To his credit, JEA’s interim CEO Aaron Zahn has led the charge for JEA to cut their losses. Zahn took over as interim CEO after Paul McElroy, who was CFO when the bad deal was cut back in 2008, resigned just months after disclosing the full financial impact of the deal with MEAG. Today’s lawsuit was the first concrete step in a long process designed to extract JEA and it’s stakeholders from the disastrous deal made back in 2008 that committed JEA to purchase a fixed amount of electricity from the Plant Vogtle nuclear facility, while the dealmakers inexplicably failed to negotiate a cap on the price they would pay for the electricity.

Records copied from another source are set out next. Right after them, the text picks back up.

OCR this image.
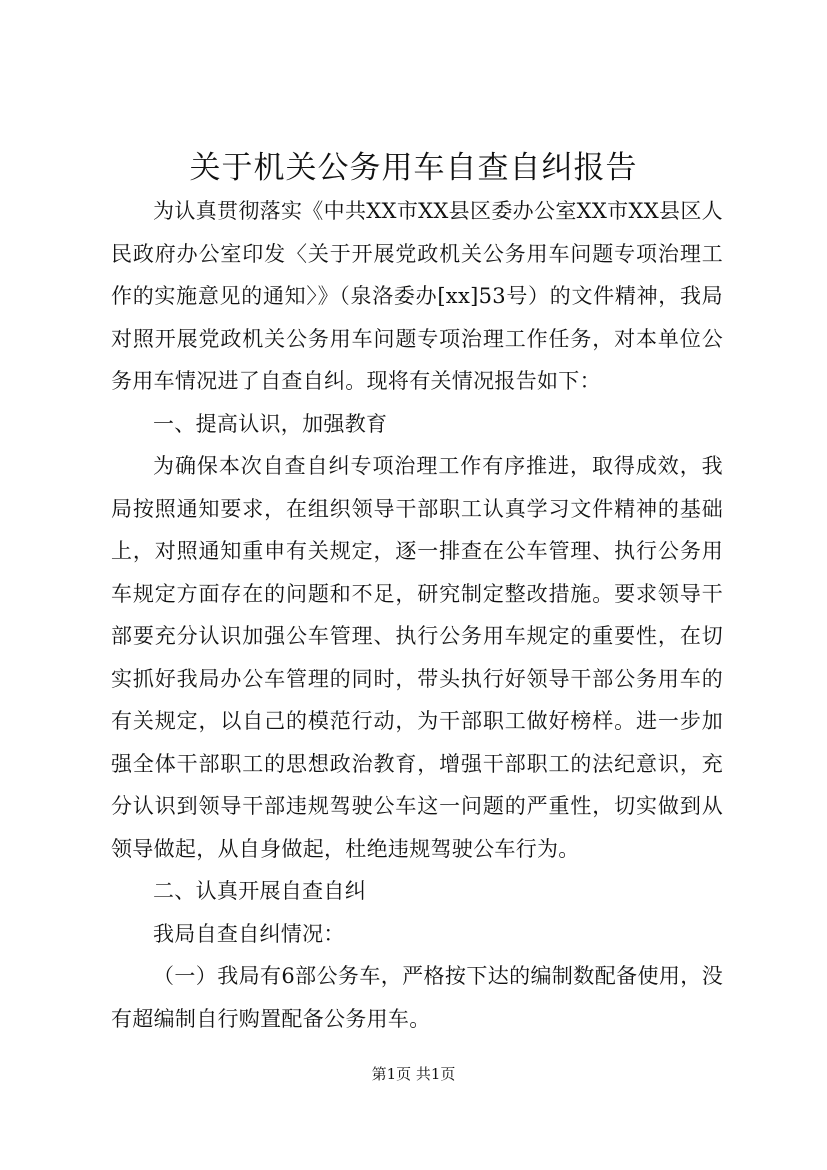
关于机关公务用车自查自纠报告

为认真贯彻落实《中共XX市XX县区委办公室XX市XX县区人民政府办公室印发〈关于开展党政机关公务用车问题专项治理工作的实施意见的通知〉》（泉洛委办[xx]53号）的文件精神，我局对照开展党政机关公务用车问题专项治理工作任务，对本单位公务用车情况进了自查自纠。现将有关情况报告如下：

一、提高认识，加强教育

为确保本次自查自纠专项治理工作有序推进，取得成效，我局按照通知要求，在组织领导干部职工认真学习文件精神的基础上，对照通知重申有关规定，逐一排查在公车管理、执行公务用车规定方面存在的问题和不足，研究制定整改措施。要求领导干部要充分认识加强公车管理、执行公务用车规定的重要性，在切实抓好我局办公车管理的同时，带头执行好领导干部公务用车的有关规定，以自己的模范行动，为干部职工做好榜样。进一步加强全体干部职工的思想政治教育，增强干部职工的法纪意识，充分认识到领导干部违规驾驶公车这一问题的严重性，切实做到从领导做起，从自身做起，杜绝违规驾驶公车行为。

二、认真开展自查自纠

我局自查自纠情况：

（一）我局有6部公务车，严格按下达的编制数配备使用，没有超编制自行购置配备公务用车。

第1页 共1页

In the ten years since the deal was inked, JEA’s share of the cost to build the nuclear facility has increased from $140 million to $2.5 billion, and that doesn’t count the actual price JEA would pay for electricity, which would add another $1.5 billion. From the lawsuit filed by JEA:

“The substantial, open-ended, and unlimited obligations borne by JEA’s ratepayers are not balanced by either ownership or management control in the project,” the suit said. “There is a complete absence of any JEA oversight or discretion, which constitutes an improper delegation of JEA’s spending power.”

So there you have it in their own words: an admission by a government-run utility that they negotiated a terrible contract that would significantly overpay for electricity while netting neither themselves nor their customers (i.e. taxpayers / ratepayers) any zero ownership in the deal.

On the bright side, JEA’s lawyers are using the lack of ownership as a legal loophole to now try to extract themselves from the deal.